Masolino d’Amico, "La Stampa" 27/4/2002, 27 aprile 2002
«Personalmente Paolo Stoppa era simpaticissimo con le sue manie, i suoi rituali e le sue superstizioni
«Personalmente Paolo Stoppa era simpaticissimo con le sue manie, i suoi rituali e le sue superstizioni. Tutto doveva essere ripetuto allo stesso modo, come le doppie sciarpe di cachemire: stessi ristoranti, stessi capodanni (doppi anche questi, al seguito dell’amico De Sica, che li passava presso le sue due famiglie facendo la mezzanotte una volta con l’una, una con l’altra), stessi amici.
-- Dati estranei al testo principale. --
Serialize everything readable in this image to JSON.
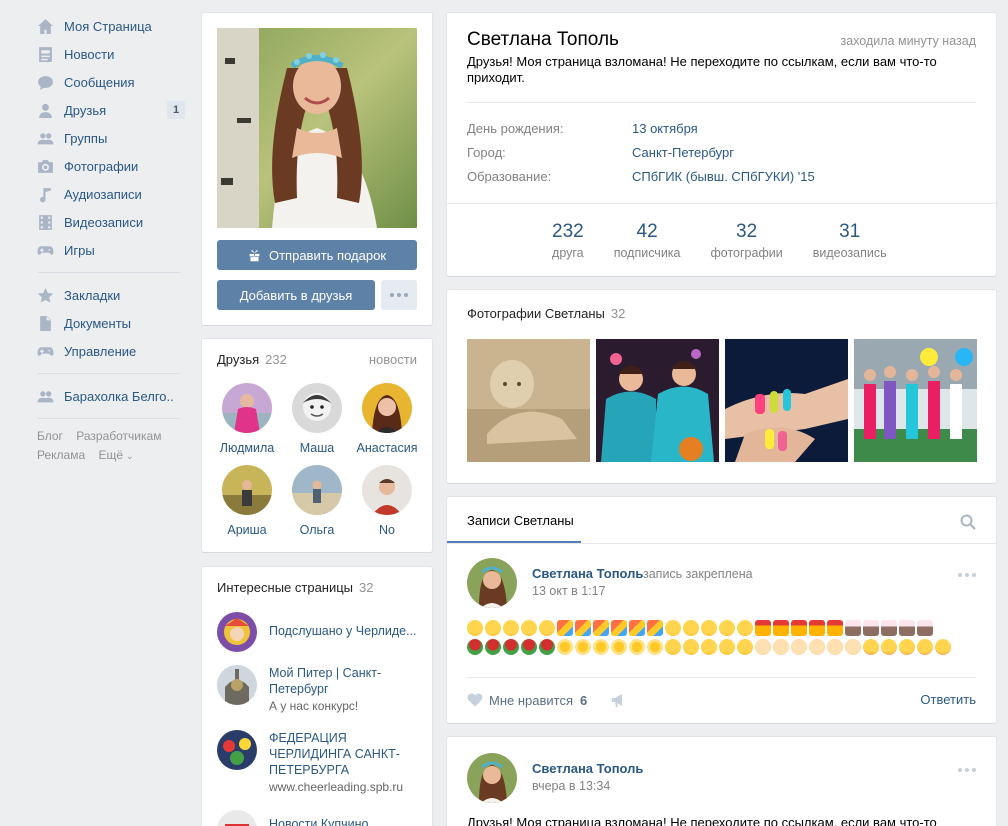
{
  "nav": {
    "items": [
      {
        "label": "Моя Страница",
        "icon": "home-icon"
      },
      {
        "label": "Новости",
        "icon": "news-icon"
      },
      {
        "label": "Сообщения",
        "icon": "messages-icon"
      },
      {
        "label": "Друзья",
        "icon": "friends-icon",
        "badge": "1"
      },
      {
        "label": "Группы",
        "icon": "groups-icon"
      },
      {
        "label": "Фотографии",
        "icon": "camera-icon"
      },
      {
        "label": "Аудиозаписи",
        "icon": "music-icon"
      },
      {
        "label": "Видеозаписи",
        "icon": "video-icon"
      },
      {
        "label": "Игры",
        "icon": "gamepad-icon"
      },
      {
        "label": "Закладки",
        "icon": "star-icon"
      },
      {
        "label": "Документы",
        "icon": "document-icon"
      },
      {
        "label": "Управление",
        "icon": "gamepad-icon"
      },
      {
        "label": "Барахолка Белго..",
        "icon": "groups-icon"
      }
    ],
    "footer": [
      "Блог",
      "Разработчикам",
      "Реклама",
      "Ещё"
    ]
  },
  "profile_actions": {
    "gift_button": "Отправить подарок",
    "add_friend_button": "Добавить в друзья"
  },
  "friends": {
    "title": "Друзья",
    "count": "232",
    "link": "новости",
    "list": [
      "Людмила",
      "Маша",
      "Анастасия",
      "Ариша",
      "Ольга",
      "No"
    ]
  },
  "pages": {
    "title": "Интересные страницы",
    "count": "32",
    "list": [
      {
        "name": "Подслушано у Черлиде...",
        "sub": ""
      },
      {
        "name": "Мой Питер | Санкт-Петербург",
        "sub": "А у нас конкурс!"
      },
      {
        "name": "ФЕДЕРАЦИЯ ЧЕРЛИДИНГА САНКТ-ПЕТЕРБУРГА",
        "sub": "www.cheerleading.spb.ru"
      },
      {
        "name": "Новости Купчино",
        "sub": ""
      }
    ]
  },
  "profile": {
    "name": "Светлана Тополь",
    "online": "заходила минуту назад",
    "status": "Друзья! Моя страница взломана! Не переходите по ссылкам, если вам что-то приходит.",
    "info": [
      {
        "key": "День рождения:",
        "value": "13 октября"
      },
      {
        "key": "Город:",
        "value": "Санкт-Петербург"
      },
      {
        "key": "Образование:",
        "value": "СПбГИК (бывш. СПбГУКИ) '15"
      }
    ],
    "counters": [
      {
        "num": "232",
        "label": "друга"
      },
      {
        "num": "42",
        "label": "подписчика"
      },
      {
        "num": "32",
        "label": "фотографии"
      },
      {
        "num": "31",
        "label": "видеозапись"
      }
    ]
  },
  "photos": {
    "title": "Фотографии Светланы",
    "count": "32"
  },
  "wall": {
    "tab": "Записи Светланы",
    "posts": [
      {
        "author": "Светлана Тополь",
        "pinned": "запись закреплена",
        "date": "13 окт в 1:17",
        "like_label": "Мне нравится",
        "like_count": "6",
        "reply": "Ответить"
      },
      {
        "author": "Светлана Тополь",
        "date": "вчера в 13:34",
        "text": "Друзья! Моя страница взломана! Не переходите по ссылкам, если вам что-то"
      }
    ]
  },
  "colors": {
    "background": "#edeef0",
    "link": "#2a5885",
    "button": "#5e81a8",
    "muted": "#939393"
  }
}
A mia madre telefonava tutte le mattine alle dieci in punto per sapere le novità anche in vista di possibili parti cinematografiche, e tutte le estati veniva a passare con noi la stessa settimana a Castiglioncello, solo, dopo aver trascorso un periodo con la Rina nello stesso albergo della Liguria. Prendeva il sole come una lucertola e ascoltava le stesse scenette di Paolo Panelli. Con me era caratteristicamente affettuoso ma diffidente. Quando ero bambino e lui era impegnato nelle pomeridiane mi prestava il suo abbonamento alla Roma, nella tribuna dello stadio Torino, dove mi trovavo tra due solenni signori coi classici lunghi cappotti di cammello, Gino Cervi e il pasticciere Ruschena, che a un certo punto tirava fuori dei gianduiotti e me li passava. Quando fui più grande mi diede fiducia facendomi tradurre delle commedie. Fu dopo l’era Visconti, e la prima volta Zeffirelli garantì per me; la seconda fu più avventurosa, un testo gay in anticipo sui tempi e che per questo nessuno venne a vedere, benché nella parte dei due barbieri conviventi ci fossero lui e uno spiritoso, insolito Renzo Ricci. Il lavoro si chiamava "Il sottoscala", e alle prove mi accorsi che Paolo diceva battute assurde, diverse da quelle che avevo scritto io. Scoprii così che confrontava di nascosto la mia traduzione con quella francese, non che sapesse il francese meglio dell’inglese, e che quando il francese gli sembrava più affidabile pescava da lì. Gli attori di una volta erano forse meno preparati e più ingenui di quelli di adesso; ma quanto più pronti a rischiare! E quanto più bravi. Perché quelle battute senza senso le pronunciava con una convinzione tale, che nessuno batteva ciglio, nemmeno il regista» (Masolino d’Amico).